My view is that parents have the right to raise issues, in the first instance with the nursery and if they are serious enough then a complaint needs to be made. There is a difference between an issue and a complaint.
I also believe that some issues do become complaints. As an ex-Ofsted inspector, an independent consultant and an expert witness, I have investigated many complaints that started off as issues. I have come away feeling that if only the nursery had listened to the parent then we would not have got to this stage.
There are ways that nurseries can reduce the number of complaints and issues in their setting:
- Encourage parents to raise issues, better them to raise with you rather than in their local supermarket with other parents!
- Be sure to adhere to the EYFS guidance and requirements at ALL times
- Form positive relationships with parents
- Ensure that communication does not become an issue, be clear and transparent with parents
- Keep parents regularly updated with information that relates to their child, themselves and the nursery; via newsletters, e-communication and more importantly verbally
- Consider setting up a parents forum/association, for parents to discuss issues and indeed support the nursery
- Provide a welcoming atmosphere for parents, for example Kids Allowed make sure that their managers and staff at their nurseries personally welcome parents and children every day.
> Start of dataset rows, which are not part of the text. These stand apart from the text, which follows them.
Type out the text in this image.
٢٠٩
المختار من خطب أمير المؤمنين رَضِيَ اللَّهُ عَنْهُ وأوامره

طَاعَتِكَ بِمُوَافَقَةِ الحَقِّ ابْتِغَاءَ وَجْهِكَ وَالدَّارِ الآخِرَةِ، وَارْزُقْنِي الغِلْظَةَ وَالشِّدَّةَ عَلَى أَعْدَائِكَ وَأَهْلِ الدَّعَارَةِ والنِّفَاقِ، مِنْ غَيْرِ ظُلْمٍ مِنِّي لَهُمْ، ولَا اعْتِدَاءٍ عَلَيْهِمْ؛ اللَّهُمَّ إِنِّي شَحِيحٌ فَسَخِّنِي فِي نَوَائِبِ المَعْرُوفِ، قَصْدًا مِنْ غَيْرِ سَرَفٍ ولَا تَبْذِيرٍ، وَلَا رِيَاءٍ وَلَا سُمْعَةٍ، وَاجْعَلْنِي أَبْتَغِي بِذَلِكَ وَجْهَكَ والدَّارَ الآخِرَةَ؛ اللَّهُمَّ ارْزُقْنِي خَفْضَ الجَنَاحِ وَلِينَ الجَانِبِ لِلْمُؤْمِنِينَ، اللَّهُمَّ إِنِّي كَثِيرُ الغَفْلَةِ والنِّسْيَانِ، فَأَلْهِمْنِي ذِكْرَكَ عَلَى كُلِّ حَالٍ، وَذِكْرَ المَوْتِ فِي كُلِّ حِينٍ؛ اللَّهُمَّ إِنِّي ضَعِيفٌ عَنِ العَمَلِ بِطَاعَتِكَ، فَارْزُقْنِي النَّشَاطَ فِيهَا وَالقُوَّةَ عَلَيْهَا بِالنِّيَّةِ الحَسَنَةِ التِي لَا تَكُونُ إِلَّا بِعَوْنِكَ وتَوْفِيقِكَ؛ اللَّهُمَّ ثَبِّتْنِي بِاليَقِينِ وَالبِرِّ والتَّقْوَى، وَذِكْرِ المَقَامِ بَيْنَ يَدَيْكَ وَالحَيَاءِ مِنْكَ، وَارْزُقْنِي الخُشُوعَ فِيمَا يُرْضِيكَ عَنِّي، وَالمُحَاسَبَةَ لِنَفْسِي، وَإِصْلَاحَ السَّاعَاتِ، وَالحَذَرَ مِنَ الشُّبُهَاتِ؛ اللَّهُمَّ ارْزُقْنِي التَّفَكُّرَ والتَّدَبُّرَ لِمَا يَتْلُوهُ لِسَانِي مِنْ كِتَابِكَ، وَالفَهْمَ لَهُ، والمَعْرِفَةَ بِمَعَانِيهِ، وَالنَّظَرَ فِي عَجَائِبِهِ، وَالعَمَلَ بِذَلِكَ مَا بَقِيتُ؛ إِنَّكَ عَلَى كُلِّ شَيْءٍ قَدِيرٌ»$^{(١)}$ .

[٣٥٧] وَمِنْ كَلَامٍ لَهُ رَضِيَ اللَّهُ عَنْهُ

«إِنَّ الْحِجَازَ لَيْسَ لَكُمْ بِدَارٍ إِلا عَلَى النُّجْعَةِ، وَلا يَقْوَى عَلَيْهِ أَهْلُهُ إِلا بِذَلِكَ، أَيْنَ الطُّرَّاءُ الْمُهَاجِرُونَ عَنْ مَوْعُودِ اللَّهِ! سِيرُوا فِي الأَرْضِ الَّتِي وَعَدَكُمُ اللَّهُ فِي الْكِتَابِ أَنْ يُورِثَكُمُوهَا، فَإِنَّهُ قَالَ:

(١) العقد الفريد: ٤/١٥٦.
See Jennie Johnson’s blog http://kidsallowed.wordpress.com/2012/01/13/the-importance-of-a-warm-welcome/#entry
- Feedback daily to parents about how their child’s day has been
- Make sure that there is a robust complaints policy and procedure in place and it is clear and easy to understand
- Make sure that staff and parents are aware of the complaints procedure and they are aware of the steps in the procedure
- Act on complaints as soon as possible (especially if relating to safeguarding/child protection) in line with your complaints procedure and the legal requirements of the EYFS and if need be share with relevant colleagues, such as Ofsted and LADO
- Have regular parent meetings and social events
- Have channels for parents to comment on the nursery via a questionnaire or survey and make sure to share the findings with parents and, if necessary, how you may action any of their issues and concerns
- Value the contribution that parents are able to make
- Deal with fees issues sensitively and confidentiality
- Be clear about your contracts with parents, how do you know that they understand your terms and conditions?
- Make sure the key person has a strong professional relationship with parents
- How does the key person communicate with parents, is there equality in the conversation, for example do they give parents the chance to have a say?
- Look at how you carry out showarounds to prospective parents, consider using ‘mystery parents’
- Encourage parents to log on to say positive things (extension of thank you cards) about your nursery and the care that their child receives.
- Develop a reflective approach: embed reflection into your practice, complete your SEF, be part of a quality improvement scheme, book an independent pre-inspection/quality audit visit
The Good Care Guide is another platform for existing and prospective parents of nurseries to use. My only advice would be for parents to think about the other elements when making their decision about childcare.
For me, a nursery should have a real family feel. But, as with most families they can sometimes be disagreements!